Da sitze ich am Fußende meines Bettes, will mich fertig machen zum schlafen und was sehen meine müden - und kurzsichtigen - Augen da? Da rennt irgendein großer, fetter schwarzer Käfer oben an der Wand über meinem Bett herum. Erst habe ich gehofft, das ganze ist nur eine Folge von der Flasche Wein, die ich während und nach dem Abendessen getrunken habe, jedoch waren das ja keine Drogen, nur Wein, der Käfer musste also echt sein. Jetzt war ich natürlich hin- und hergerissen. Soll ich stehenbleiben (ich war inzwischen aufgesprungen und so weit wie möglich weggelaufen) und das Ding beobachten, damit es ja nicht wegrennt und sich irgendwo im Zimmer verkriecht? Aber das geht ja nicht die ganze Nacht lang... Dann also doch hochlaufen und Craig holen? Erst wollte ich oben anrufen, dabei wäre ich mir aber doch affig vorgekommen. Deshalb also doch schnell nach oben hüpfen, so unauffällig und ruhig wie möglich natürlich, damit mich nicht alle für so n empfindliches Ding halten. Craig war aber ganz lieb und ist sofort mitgekommen. Gott sei Dank, war das Monster noch da.

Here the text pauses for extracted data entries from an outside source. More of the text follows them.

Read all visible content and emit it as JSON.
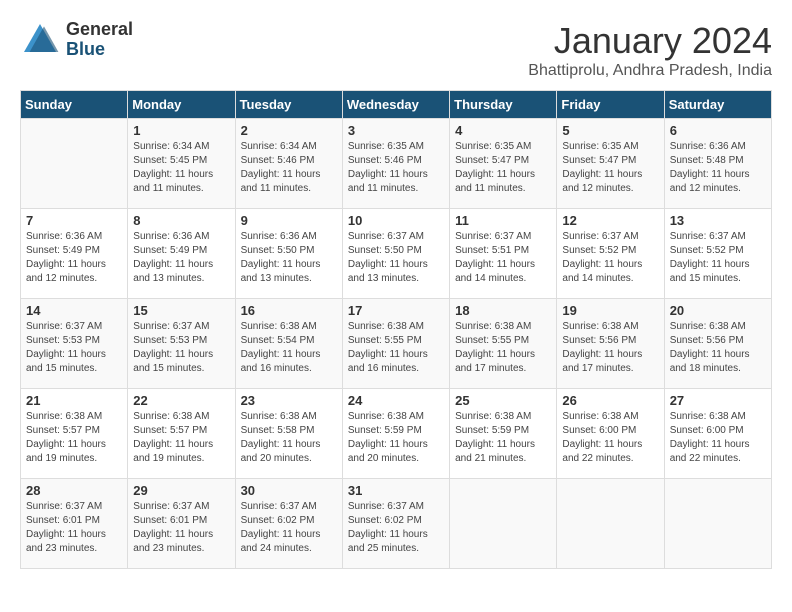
{
  "logo": {
    "general": "General",
    "blue": "Blue"
  },
  "title": "January 2024",
  "location": "Bhattiprolu, Andhra Pradesh, India",
  "days_of_week": [
    "Sunday",
    "Monday",
    "Tuesday",
    "Wednesday",
    "Thursday",
    "Friday",
    "Saturday"
  ],
  "weeks": [
    [
      {
        "day": "",
        "sunrise": "",
        "sunset": "",
        "daylight": ""
      },
      {
        "day": "1",
        "sunrise": "Sunrise: 6:34 AM",
        "sunset": "Sunset: 5:45 PM",
        "daylight": "Daylight: 11 hours and 11 minutes."
      },
      {
        "day": "2",
        "sunrise": "Sunrise: 6:34 AM",
        "sunset": "Sunset: 5:46 PM",
        "daylight": "Daylight: 11 hours and 11 minutes."
      },
      {
        "day": "3",
        "sunrise": "Sunrise: 6:35 AM",
        "sunset": "Sunset: 5:46 PM",
        "daylight": "Daylight: 11 hours and 11 minutes."
      },
      {
        "day": "4",
        "sunrise": "Sunrise: 6:35 AM",
        "sunset": "Sunset: 5:47 PM",
        "daylight": "Daylight: 11 hours and 11 minutes."
      },
      {
        "day": "5",
        "sunrise": "Sunrise: 6:35 AM",
        "sunset": "Sunset: 5:47 PM",
        "daylight": "Daylight: 11 hours and 12 minutes."
      },
      {
        "day": "6",
        "sunrise": "Sunrise: 6:36 AM",
        "sunset": "Sunset: 5:48 PM",
        "daylight": "Daylight: 11 hours and 12 minutes."
      }
    ],
    [
      {
        "day": "7",
        "sunrise": "Sunrise: 6:36 AM",
        "sunset": "Sunset: 5:49 PM",
        "daylight": "Daylight: 11 hours and 12 minutes."
      },
      {
        "day": "8",
        "sunrise": "Sunrise: 6:36 AM",
        "sunset": "Sunset: 5:49 PM",
        "daylight": "Daylight: 11 hours and 13 minutes."
      },
      {
        "day": "9",
        "sunrise": "Sunrise: 6:36 AM",
        "sunset": "Sunset: 5:50 PM",
        "daylight": "Daylight: 11 hours and 13 minutes."
      },
      {
        "day": "10",
        "sunrise": "Sunrise: 6:37 AM",
        "sunset": "Sunset: 5:50 PM",
        "daylight": "Daylight: 11 hours and 13 minutes."
      },
      {
        "day": "11",
        "sunrise": "Sunrise: 6:37 AM",
        "sunset": "Sunset: 5:51 PM",
        "daylight": "Daylight: 11 hours and 14 minutes."
      },
      {
        "day": "12",
        "sunrise": "Sunrise: 6:37 AM",
        "sunset": "Sunset: 5:52 PM",
        "daylight": "Daylight: 11 hours and 14 minutes."
      },
      {
        "day": "13",
        "sunrise": "Sunrise: 6:37 AM",
        "sunset": "Sunset: 5:52 PM",
        "daylight": "Daylight: 11 hours and 15 minutes."
      }
    ],
    [
      {
        "day": "14",
        "sunrise": "Sunrise: 6:37 AM",
        "sunset": "Sunset: 5:53 PM",
        "daylight": "Daylight: 11 hours and 15 minutes."
      },
      {
        "day": "15",
        "sunrise": "Sunrise: 6:37 AM",
        "sunset": "Sunset: 5:53 PM",
        "daylight": "Daylight: 11 hours and 15 minutes."
      },
      {
        "day": "16",
        "sunrise": "Sunrise: 6:38 AM",
        "sunset": "Sunset: 5:54 PM",
        "daylight": "Daylight: 11 hours and 16 minutes."
      },
      {
        "day": "17",
        "sunrise": "Sunrise: 6:38 AM",
        "sunset": "Sunset: 5:55 PM",
        "daylight": "Daylight: 11 hours and 16 minutes."
      },
      {
        "day": "18",
        "sunrise": "Sunrise: 6:38 AM",
        "sunset": "Sunset: 5:55 PM",
        "daylight": "Daylight: 11 hours and 17 minutes."
      },
      {
        "day": "19",
        "sunrise": "Sunrise: 6:38 AM",
        "sunset": "Sunset: 5:56 PM",
        "daylight": "Daylight: 11 hours and 17 minutes."
      },
      {
        "day": "20",
        "sunrise": "Sunrise: 6:38 AM",
        "sunset": "Sunset: 5:56 PM",
        "daylight": "Daylight: 11 hours and 18 minutes."
      }
    ],
    [
      {
        "day": "21",
        "sunrise": "Sunrise: 6:38 AM",
        "sunset": "Sunset: 5:57 PM",
        "daylight": "Daylight: 11 hours and 19 minutes."
      },
      {
        "day": "22",
        "sunrise": "Sunrise: 6:38 AM",
        "sunset": "Sunset: 5:57 PM",
        "daylight": "Daylight: 11 hours and 19 minutes."
      },
      {
        "day": "23",
        "sunrise": "Sunrise: 6:38 AM",
        "sunset": "Sunset: 5:58 PM",
        "daylight": "Daylight: 11 hours and 20 minutes."
      },
      {
        "day": "24",
        "sunrise": "Sunrise: 6:38 AM",
        "sunset": "Sunset: 5:59 PM",
        "daylight": "Daylight: 11 hours and 20 minutes."
      },
      {
        "day": "25",
        "sunrise": "Sunrise: 6:38 AM",
        "sunset": "Sunset: 5:59 PM",
        "daylight": "Daylight: 11 hours and 21 minutes."
      },
      {
        "day": "26",
        "sunrise": "Sunrise: 6:38 AM",
        "sunset": "Sunset: 6:00 PM",
        "daylight": "Daylight: 11 hours and 22 minutes."
      },
      {
        "day": "27",
        "sunrise": "Sunrise: 6:38 AM",
        "sunset": "Sunset: 6:00 PM",
        "daylight": "Daylight: 11 hours and 22 minutes."
      }
    ],
    [
      {
        "day": "28",
        "sunrise": "Sunrise: 6:37 AM",
        "sunset": "Sunset: 6:01 PM",
        "daylight": "Daylight: 11 hours and 23 minutes."
      },
      {
        "day": "29",
        "sunrise": "Sunrise: 6:37 AM",
        "sunset": "Sunset: 6:01 PM",
        "daylight": "Daylight: 11 hours and 23 minutes."
      },
      {
        "day": "30",
        "sunrise": "Sunrise: 6:37 AM",
        "sunset": "Sunset: 6:02 PM",
        "daylight": "Daylight: 11 hours and 24 minutes."
      },
      {
        "day": "31",
        "sunrise": "Sunrise: 6:37 AM",
        "sunset": "Sunset: 6:02 PM",
        "daylight": "Daylight: 11 hours and 25 minutes."
      },
      {
        "day": "",
        "sunrise": "",
        "sunset": "",
        "daylight": ""
      },
      {
        "day": "",
        "sunrise": "",
        "sunset": "",
        "daylight": ""
      },
      {
        "day": "",
        "sunrise": "",
        "sunset": "",
        "daylight": ""
      }
    ]
  ]
}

Mein Gastvater hat dann mit den Worten 'It's just a very big cockroach' (soll heißen: 'Ach, nur ne mega große Kakerlake') versucht das Ding zu fangen, Kakerlaken rennen nur leider wahnsinnig schnell, und so mussten wir erst noch mein Bett verschieben und Craig musste auf Knieen durch mein Zimmer kriechen, bis wir - also ich nur als passiver Teilnehmer der Jagd - das verdammte Vieh gefangen und erledigt hatten. Ich hasse Kakerlaken! In keinem anderen Haus, in dem ich bisher gelebt habe, hatten wir das Ungeziefer! (Und das Haus hier ist, muss ich ehrlich sagen, bei Weitem das, das am meisten geputzt wird) Clancy sagt, die sind im Moment so viel im Haus, weil es so schwül und heiß ist, da rennen die überall rum. Toll! Das ist dann halt doch der Vorteil von einem deutschen Winter: es gibt keine riesen Käfer und andere Kreaturen. Wenn ich mir die Bilder von den gefrorenen Seen so anschaue, bekomme ich sowieso immer mehr Lust, auch mal - eingepackt in fetter Jacke, Mütze, Schal, Handschuhen und Winterstiefeln - über's Eis zu laufen. Tauschen will ich trotzdem nicht. Der nächste Winter kommt ja bestimmt.